More likely, of course, they simply languish in the system. Indeed, that has too often been the experience of courts that initially move to imaging primarily to free up physical space. And the resultant problems tend to sour staff, judges, attorneys, and partner agencies on electronic documents.
For these reasons, if for no other (and of course there are MANY other), any justice system planning to implement ECM must include a robust workflow component. Workflow will make sure that documents get routed to where they need to be. Moreover, workflow and the attendant reporting, will:
- flag and report to the proper person (and escalate if necessary) instances where a document has NOT moved as it should;
- or where, even though it was routed correctly, it has not been processed in a timely manner;
- or when a process is awaiting a document that never arrived.

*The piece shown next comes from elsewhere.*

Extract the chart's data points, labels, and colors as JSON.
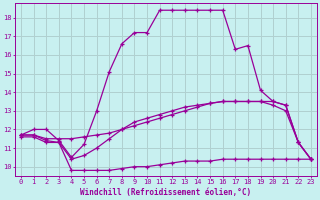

Early court and related justice system pioneers of workflow learned that the effort to design and implement workflow as part of their ECM system paid enormous dividends. In those days, the workflow tools were pretty generic, and the early adopters each had to essentially start with the raw tools and “roll their own”. The advent of configurable workflow has increased ease and economy considerably, well beyond anything the early adopters had available. Workflow can be configured and reconfigured as needed to accommodate changes, without the need for expensive programming.
In addition, implementations for courts and related justice agencies can take advantage of “pre-configured” workflows for all courts, case types, and case-specific processes that can be quickly tailored to the unique needs of the court to automate repetitive tasks and standardize processes across multiple departments. In other words, the great bulk of initial development of court and justice system workflow is already done; all that is left is site-specific customization.
To paraphrase Dorothy from the Wizard of Oz after the Scarecrow’s dance routine, “If my junk back home could do THAT, my garage would be clean as a whistle!”